• Public consultation delayed until next year
  • At least £225m capital now needed
  • Surprise third option ruled out on cost grounds 

A shake-up of emergency and specialist services between three hospitals in Kent is facing delays and is expected to cost far more than originally thought.

A joint committee of the clinical commissioning groups in East Kent will be asked to approve the next steps – including detailed evaluation of two options – at a meeting next week. Public consultation on the project was expected this year, but has now been delayed to next year. 

Since the plans were first outlined in 2017, the expected costs of one option, involving a consolidated accident and emergency, consultant-led maternity and specialist services at a new build hospital in Canterbury, have risen from around £250m to more than £300m.

The expected costs of a second option, to consolidate emergency and specialist services in Ashford and retaining A&E and maternity in Margate, have risen from £160m to around £225m.

The CCGs also looked at a surprise third option, involving a single emergency department and consultant-led maternity at the William Harvey Hospital in Ashford, but this was rejected on cost grounds. Had this option been approved, residents of Margate and Thanet would have faced a 60-minute ambulance journey to access an A&E. 

According to the proposed timetable, a pre-consultation business case covering all the proposed options will be developed during 2019. It is not expected to be submitted to NHS England before December. Funding for each of the options would also need to be secured, most likely through an application to the next capital funding round in the autumn.

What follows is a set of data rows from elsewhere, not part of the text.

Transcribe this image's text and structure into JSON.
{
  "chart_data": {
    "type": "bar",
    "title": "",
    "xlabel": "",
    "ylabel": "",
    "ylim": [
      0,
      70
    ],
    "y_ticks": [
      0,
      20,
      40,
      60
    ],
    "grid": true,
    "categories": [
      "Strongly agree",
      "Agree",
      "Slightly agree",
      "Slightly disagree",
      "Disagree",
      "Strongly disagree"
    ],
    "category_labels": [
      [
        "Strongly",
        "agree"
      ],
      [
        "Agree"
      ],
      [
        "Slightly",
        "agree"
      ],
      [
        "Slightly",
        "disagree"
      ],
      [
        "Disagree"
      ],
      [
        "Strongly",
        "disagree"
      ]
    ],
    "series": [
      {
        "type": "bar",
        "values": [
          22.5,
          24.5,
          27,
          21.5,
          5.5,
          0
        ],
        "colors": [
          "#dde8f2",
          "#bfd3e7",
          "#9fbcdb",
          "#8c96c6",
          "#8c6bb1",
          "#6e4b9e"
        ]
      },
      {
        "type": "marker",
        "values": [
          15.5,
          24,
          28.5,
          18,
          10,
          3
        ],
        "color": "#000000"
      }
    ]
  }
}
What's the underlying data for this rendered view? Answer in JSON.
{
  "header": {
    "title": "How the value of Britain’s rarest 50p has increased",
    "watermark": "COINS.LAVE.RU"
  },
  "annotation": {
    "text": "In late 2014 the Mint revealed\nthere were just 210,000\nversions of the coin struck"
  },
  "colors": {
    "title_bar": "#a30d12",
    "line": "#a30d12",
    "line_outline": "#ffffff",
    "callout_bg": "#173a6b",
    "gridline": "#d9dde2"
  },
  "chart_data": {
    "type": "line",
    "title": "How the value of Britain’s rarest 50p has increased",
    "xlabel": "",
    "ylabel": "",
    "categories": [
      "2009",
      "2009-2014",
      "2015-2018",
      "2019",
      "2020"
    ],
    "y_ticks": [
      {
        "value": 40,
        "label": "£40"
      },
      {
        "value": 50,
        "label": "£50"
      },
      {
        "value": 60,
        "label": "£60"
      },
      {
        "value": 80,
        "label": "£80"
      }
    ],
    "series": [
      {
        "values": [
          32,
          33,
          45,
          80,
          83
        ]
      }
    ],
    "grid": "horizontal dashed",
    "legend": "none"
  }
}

NHSE will have to approve the business case before it can go to public consultation – possibly in the early part of next year.

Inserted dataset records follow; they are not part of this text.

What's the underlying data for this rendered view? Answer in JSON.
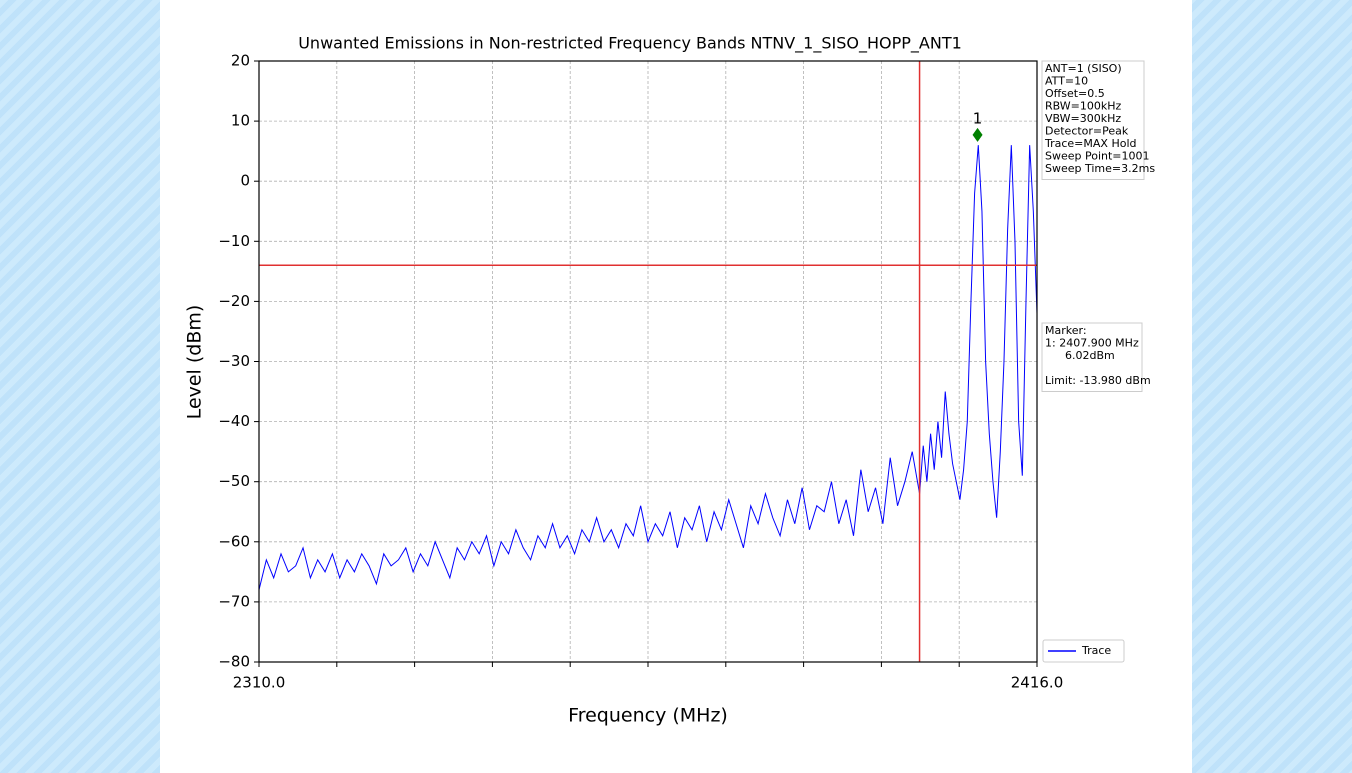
{
  "chart_data": {
    "type": "line",
    "title": "Unwanted Emissions in Non-restricted Frequency Bands NTNV_1_SISO_HOPP_ANT1",
    "xlabel": "Frequency (MHz)",
    "ylabel": "Level (dBm)",
    "xlim": [
      2310,
      2416
    ],
    "ylim": [
      -80,
      20
    ],
    "xticks": [
      {
        "value": 2310,
        "label": "2310.0"
      },
      {
        "value": 2320.6
      },
      {
        "value": 2331.2
      },
      {
        "value": 2341.8
      },
      {
        "value": 2352.4
      },
      {
        "value": 2363
      },
      {
        "value": 2373.6
      },
      {
        "value": 2384.2
      },
      {
        "value": 2394.8
      },
      {
        "value": 2405.4
      },
      {
        "value": 2416,
        "label": "2416.0"
      }
    ],
    "yticks": [
      20,
      10,
      0,
      {
        "value": -10,
        "label": "−10"
      },
      {
        "value": -20,
        "label": "−20"
      },
      {
        "value": -30,
        "label": "−30"
      },
      {
        "value": -40,
        "label": "−40"
      },
      {
        "value": -50,
        "label": "−50"
      },
      {
        "value": -60,
        "label": "−60"
      },
      {
        "value": -70,
        "label": "−70"
      },
      {
        "value": -80,
        "label": "−80"
      }
    ],
    "grid": true,
    "legend": "lower right",
    "series": [
      {
        "name": "Trace",
        "color": "#0000ff",
        "x": [
          2310,
          2311,
          2312,
          2313,
          2314,
          2315,
          2316,
          2317,
          2318,
          2319,
          2320,
          2321,
          2322,
          2323,
          2324,
          2325,
          2326,
          2327,
          2328,
          2329,
          2330,
          2331,
          2332,
          2333,
          2334,
          2335,
          2336,
          2337,
          2338,
          2339,
          2340,
          2341,
          2342,
          2343,
          2344,
          2345,
          2346,
          2347,
          2348,
          2349,
          2350,
          2351,
          2352,
          2353,
          2354,
          2355,
          2356,
          2357,
          2358,
          2359,
          2360,
          2361,
          2362,
          2363,
          2364,
          2365,
          2366,
          2367,
          2368,
          2369,
          2370,
          2371,
          2372,
          2373,
          2374,
          2375,
          2376,
          2377,
          2378,
          2379,
          2380,
          2381,
          2382,
          2383,
          2384,
          2385,
          2386,
          2387,
          2388,
          2389,
          2390,
          2391,
          2392,
          2393,
          2394,
          2395,
          2396,
          2397,
          2398,
          2399,
          2400,
          2400.5,
          2401,
          2401.5,
          2402,
          2402.5,
          2403,
          2403.5,
          2404,
          2404.5,
          2405,
          2405.5,
          2406,
          2406.5,
          2407,
          2407.5,
          2408,
          2408.5,
          2409,
          2409.5,
          2410,
          2410.5,
          2411,
          2411.5,
          2412,
          2412.5,
          2413,
          2413.5,
          2414,
          2414.5,
          2415,
          2415.5,
          2416
        ],
        "values": [
          -68,
          -63,
          -66,
          -62,
          -65,
          -64,
          -61,
          -66,
          -63,
          -65,
          -62,
          -66,
          -63,
          -65,
          -62,
          -64,
          -67,
          -62,
          -64,
          -63,
          -61,
          -65,
          -62,
          -64,
          -60,
          -63,
          -66,
          -61,
          -63,
          -60,
          -62,
          -59,
          -64,
          -60,
          -62,
          -58,
          -61,
          -63,
          -59,
          -61,
          -57,
          -61,
          -59,
          -62,
          -58,
          -60,
          -56,
          -60,
          -58,
          -61,
          -57,
          -59,
          -54,
          -60,
          -57,
          -59,
          -55,
          -61,
          -56,
          -58,
          -54,
          -60,
          -55,
          -58,
          -53,
          -57,
          -61,
          -54,
          -57,
          -52,
          -56,
          -59,
          -53,
          -57,
          -51,
          -58,
          -54,
          -55,
          -50,
          -57,
          -53,
          -59,
          -48,
          -55,
          -51,
          -57,
          -46,
          -54,
          -50,
          -45,
          -52,
          -44,
          -50,
          -42,
          -48,
          -40,
          -46,
          -35,
          -42,
          -47,
          -50,
          -53,
          -48,
          -40,
          -20,
          -2,
          6,
          -5,
          -30,
          -42,
          -50,
          -56,
          -45,
          -30,
          -8,
          6,
          -10,
          -40,
          -49,
          -20,
          6,
          -5,
          -22
        ]
      }
    ],
    "hlines": [
      {
        "value": -13.98,
        "color": "#e03030"
      }
    ],
    "vlines": [
      {
        "value": 2400,
        "color": "#e03030"
      }
    ],
    "marker": {
      "x": 2407.9,
      "y": 7.7,
      "label": "1",
      "color": "#008000"
    },
    "info_box": [
      "ANT=1 (SISO)",
      "ATT=10",
      "Offset=0.5",
      "RBW=100kHz",
      "VBW=300kHz",
      "Detector=Peak",
      "Trace=MAX Hold",
      "Sweep Point=1001",
      "Sweep Time=3.2ms"
    ],
    "marker_box": [
      "Marker:",
      "1: 2407.900 MHz",
      "6.02dBm",
      "Limit: -13.980 dBm"
    ]
  }
}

The two options under consideration, which are now likely to be evaluated further, involve a one-site configuration and a two-site option:

  • A one-site new build hospital in Canterbury, with consolidated A&E, consultant-led maternity and specialist services. Developer Quinn Estates has offered to build the “shell” of the new hospital in return for planning permission elsewhere in the city, which would reduce the cost of the project to £302m. Ashford and Margate would have urgent treatment centres, with elective surgery on one or two sites.
  • A major emergency centre in Ashford, which would also host specialist services. Margate would retain A&E and consultant-led maternity. There would be an urgent treatment centre and a consolidated planned surgery unit in Canterbury. This option would cost £225m.